Agnès Buzyn_Contrepoints de la Santé_Janvier 2024« Changement de l’épidémiologie des maladies, changement démographique, allongement de la durée de vie, manque de soignants… », les bouleversements sont profonds et mondiaux, a quant à elle pointé Agnès Buzyn. Il « manque aujourd’hui 18 millions de soignants dans le monde, il en manquera peut-être jusqu’à 30 millions en 2050 ». Elle a ainsi appelé, sans surprise, à « plus de soins primaires, moins d’hospitalo-centrisme… ». Il « faut aussi que la société se regarde dans sa façon dont on elle consomme les soins, dans la façon dont elle accompagne le grand âge » et « ne pas imaginer qu’un ministre va avoir une solution miracle pour une transformation sur 40 ou 50 ans ».

« Nous construisons, brique par brique, des améliorations, a poursuivi l’ancienne ministre des Solidarités et de la Santé (mai 2017 – mai 2020).
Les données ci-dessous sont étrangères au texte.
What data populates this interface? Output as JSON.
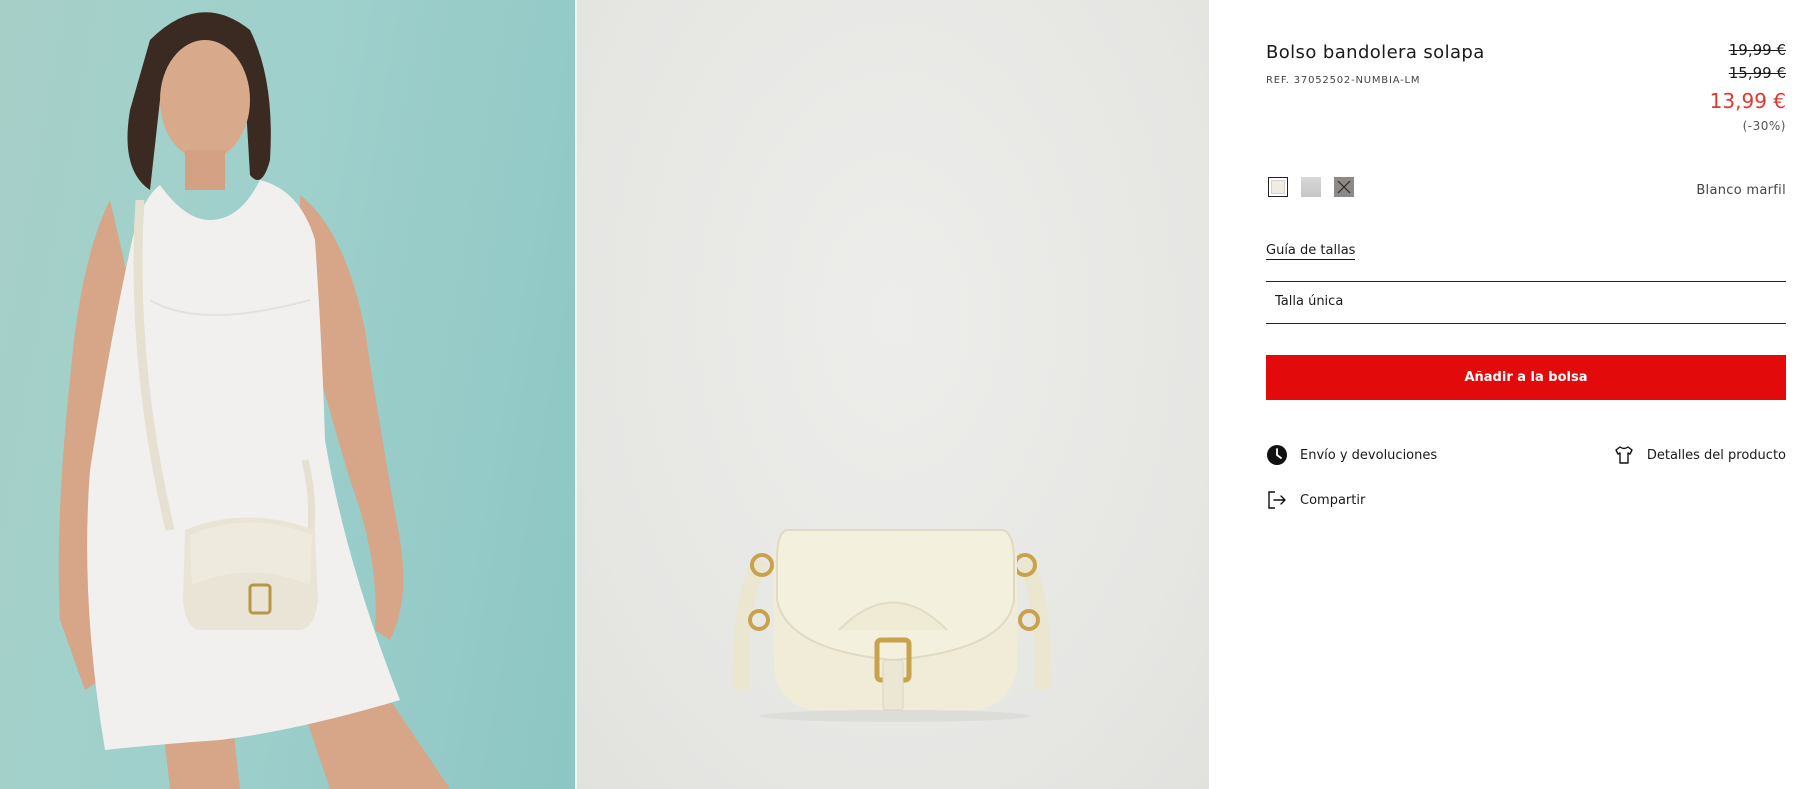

Je pense que nous sommes au creux de la vague mais que cela va commencer à s’améliorer, parce que nous avons fait des réformes structurantes pour aller vers plus de soins primaires, (…) que le nombre de spécialistes augmente… Le nombre de généralistes augmentera plutôt à partir des années 2030 mais nous avons créé les IPA, nous avons créé les CPTS pour avoir une vision populationnelle des soins… il y a énormément de réformes pour redonner du temps médical… »

Pour aller plus loin, deux autres axes de travail lui semblent incontournables : la pertinence des soins –  alors qu’il y a « 15 à 20 % d’actes inutiles » – et la nécessité d’une politique interministérielle en matière de prévention.

 

« La santé ne se réforme pas en un an »

François Braun_Contrepoints de la Santé_Janvier 2024« Nous avons bâti des systèmes de santé sur l’offre de soins pour couvrir les besoins de santé de la population ; le problème, c’est que les besoins ont augmenté et que l’offre a diminué, pas forcément en nombre mais en temps de soins disponible et en temps médical disponible », a, pour sa part, résumé François Braun. Conséquence : « nous devons repenser et faire évoluer notre système de santé vers un système qui répond aux besoins de santé de la population ; c’est dans cet esprit que nous avons mis en place le Conseil national de la refondation (CNR) en santé avec des discussions territoire par territoire, pour des solutions territoire par territoire ».

Celui qui fut ministre de la Santé et de la Prévention (juillet 2022 – juillet 2023) a par ailleurs jugé « absurde de rediscuter tous les ans la politique de santé dans le cadre du PLFSS » et appelé de ses vœux une « loi de programmation de santé sur plusieurs années ».

Autres enjeux : cesser « l’hôpital-bashing », renforcer les coopérations public-privé et améliorer le quotidien des professionnels. À l’hôpital, par exemple, « le Ségur de la Santé a permis d’augmenter les salaires » mais cela ne suffit pas : « il faut surtout donner de meilleures conditions de travail, un management beaucoup plus souple au niveau des établissements, revenir à l’échelle du service ». Et de conclure : « nous avons retourné la terre, semé, il faut attendre un peu que cela pousse pour pouvoir récolter ».